Hah. Ho percepito che è un deficiente!” ribatté lui irritato “Comunque… se vogliamo chiamarlo ragionamento, ho afferrato che lui aveva principalmente intenzione di evitare che tu soffrissi ulteriormente. Che anch’io… bah, razza di idiota! Di porre rimedio alla situazione. Che, in fondo, avrebbe sfiorato un’amica d’infanzia e perciò non ci sarebbe stato alcun problema”.
“Nessuna malizia, quindi”.
“No” ammise Vegeta, alzando le spalle con riluttanza.
“In fondo, ci ha aiutati. Se non avesse agito così, a fin di bene…”
“… io ora non dovrei polverizzarlo!”
Bulma gli si avvicinò e fece scorrere le braccia sulle sue spalle. Lui la fissò.
“Mi scuserò con lui, il torto è mio.
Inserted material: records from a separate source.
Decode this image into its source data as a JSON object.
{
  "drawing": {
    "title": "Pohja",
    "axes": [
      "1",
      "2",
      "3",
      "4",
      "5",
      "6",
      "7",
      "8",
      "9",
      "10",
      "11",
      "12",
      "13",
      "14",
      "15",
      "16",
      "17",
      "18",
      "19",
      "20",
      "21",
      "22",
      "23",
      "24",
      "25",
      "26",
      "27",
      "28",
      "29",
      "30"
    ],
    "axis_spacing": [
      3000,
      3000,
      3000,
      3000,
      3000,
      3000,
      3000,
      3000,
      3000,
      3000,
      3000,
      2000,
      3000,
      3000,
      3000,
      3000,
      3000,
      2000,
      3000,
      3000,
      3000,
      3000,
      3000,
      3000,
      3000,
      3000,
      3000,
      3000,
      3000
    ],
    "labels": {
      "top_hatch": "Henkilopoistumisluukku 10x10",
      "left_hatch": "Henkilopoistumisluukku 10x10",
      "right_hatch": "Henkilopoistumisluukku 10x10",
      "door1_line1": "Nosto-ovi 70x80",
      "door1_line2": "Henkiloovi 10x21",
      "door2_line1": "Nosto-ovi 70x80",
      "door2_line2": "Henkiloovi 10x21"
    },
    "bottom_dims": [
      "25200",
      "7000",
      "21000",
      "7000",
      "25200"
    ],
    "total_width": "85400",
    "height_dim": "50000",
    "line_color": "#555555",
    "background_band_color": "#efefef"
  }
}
Mi è parso alquanto scioccato dal tutto”.
Vegeta sbuffò, ancora adirato, ma la circondò con le braccia.
“Non me ne importa nulla di Kakarott! Tu, piuttosto… come hai intenzione di farti perdonare da me?” sogghignò.
“Proposte?” domandò lei civettuola.
“Varie e fantasiose”.
“Lo sai che sono tua, principe dei Saiyan”.
“Sì… in qualsiasi luogo e tempo, in eterno”.
“E in qualsivoglia forma”.
Chi!” sbottò lui, prendendola tra le braccia e sollevandosi da terra “Taci…”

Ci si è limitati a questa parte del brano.